Some of the factors are more prevalent in Denmark and less prevalent in other places. For instance, their incomes are comparable across the country so that a garbage collector lives in the same kind of neighborhood as a doctor and earns a comparable amount. Prestige is equally comparable: the garbage collector gets the same kind of respect as the doctor. Children are safe within their families and society (NOT true for children in America ... uh oh ... controversy): baby prams are left unattended (as is also seen in Switzerland); bicycles are left unlocked; trust in other people and government are both high. Education is available to all with equity and with ease--higher education doesn't come with an enormous student loan price tag that requires trading off financial ease for knowledge and expertise.
Are you kidding me? Have you never had a Danish pastry? Those things are DELICIOUS! No, seriously, studies of the happiness of nations are always fraught with difficulties in terms of how on earth do you quantify such a nebulous term as happiness. As other editors above comment, you can't equate happiness with material wealth, and some would argue the richer you get the unhappier you are. In addition, I have met many people who are incredibly poor who are happier than many rich people I know.
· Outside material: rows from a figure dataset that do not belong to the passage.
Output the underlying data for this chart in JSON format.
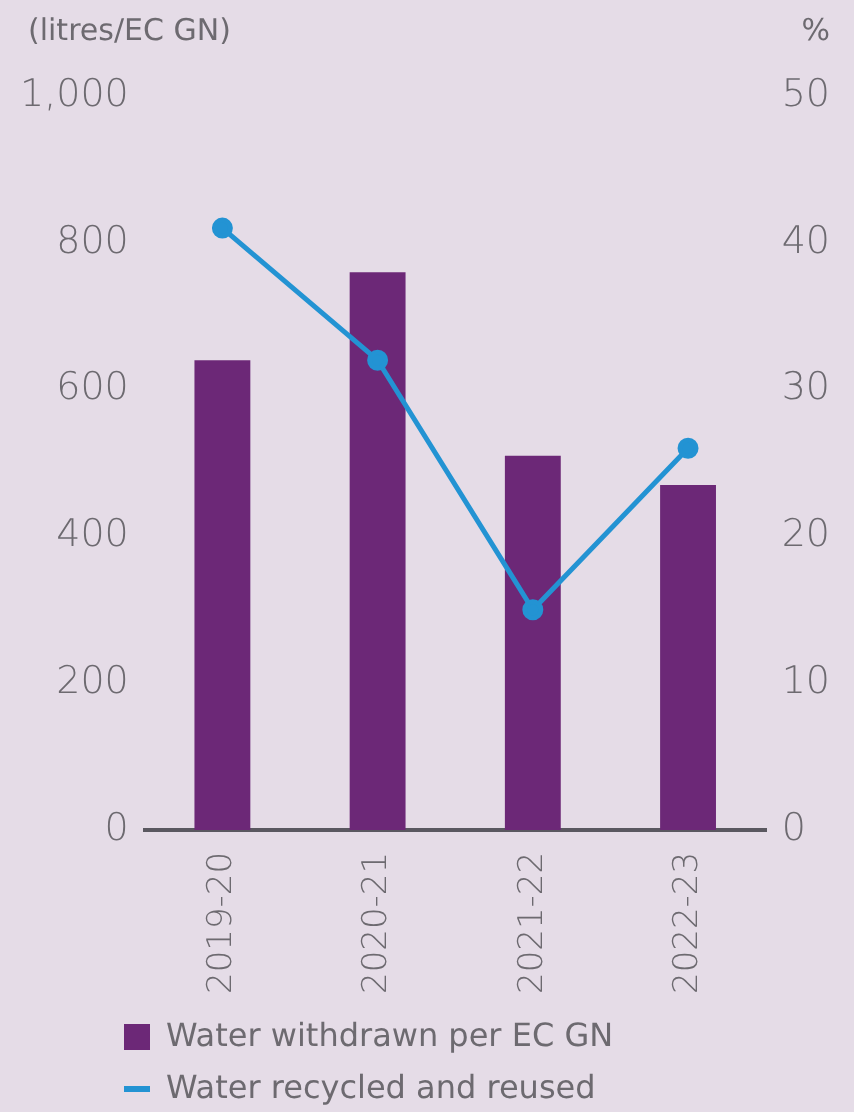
{
  "chart_data": {
    "type": "bar",
    "ylabel": "(litres/EC GN)",
    "y2label": "%",
    "categories": [
      "2019-20",
      "2020-21",
      "2021-22",
      "2022-23"
    ],
    "series": [
      {
        "name": "Water withdrawn per EC GN",
        "color": "#6c2877",
        "values": [
          640,
          760,
          510,
          470
        ]
      },
      {
        "name": "Water recycled and reused",
        "type": "line",
        "axis": "y2",
        "color": "#2393d3",
        "values": [
          41,
          32,
          15,
          26
        ]
      }
    ],
    "ylim": [
      0,
      1000
    ],
    "yticks": [
      0,
      200,
      400,
      600,
      800,
      {
        "value": 1000,
        "label": "1,000"
      }
    ],
    "y2lim": [
      0,
      50
    ],
    "y2ticks": [
      0,
      10,
      20,
      30,
      40,
      50
    ],
    "grid": false,
    "legend": "bottom",
    "marker": "circle",
    "line_style": "solid"
  }
}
So, let's take the results of such surveys with a pinch of salt.
Happiness is a cultural phenomenon. Americans are miserable by nature. We always want more. We are never satisfied no matter how much money, power or health we have. The Danes, on the other hand, focus on happiness and take pride in it. They are happy because they want to be happy.
There is no simply way to answer this for many reasons. How does one measure happiness? What is happiness anyway? To answer these questions and to set a standard is important. These are crucial methodological controls that need to be established. With that said, perhaps the best way to approach this issue is to ask Danes why they are happy. If we do this, they usually give two reasons. First, they point out that most of the society is not made for the upper class. Just the opposite, nearly all things are catered to the middle class. Hence, there is a sense of contentment, which is key. There is little of the mentality of "keeping up with the Jones." Second, they mention the great services that the state provides. This comes at a price though - extremely high taxes. This fact also has another benefit. People tend to decide on an occupation based on what they like and not based on earning potential. This creates happiness as well.
If we put these things together, then there really is a sense of contentment.
Of course, we cannot know why the Danes are happier (according to some measures) than other people of the world.
To liberals, the Danes' happiness can be attributed to their expansive welfare state. Liberals tend to argue that the Danes are happy because their lives are relatively secure and because they have a good balance (enforced by the government) between work and home life. Danes, for example, get a long period of paid parental leave when they have children. After that, they are able to send their children to day care facilities at very low cost to themselves.
Liberals argue that these kinds of benefits make Danes feel secure and fulfilled. This leads to them being the happiest people in the world.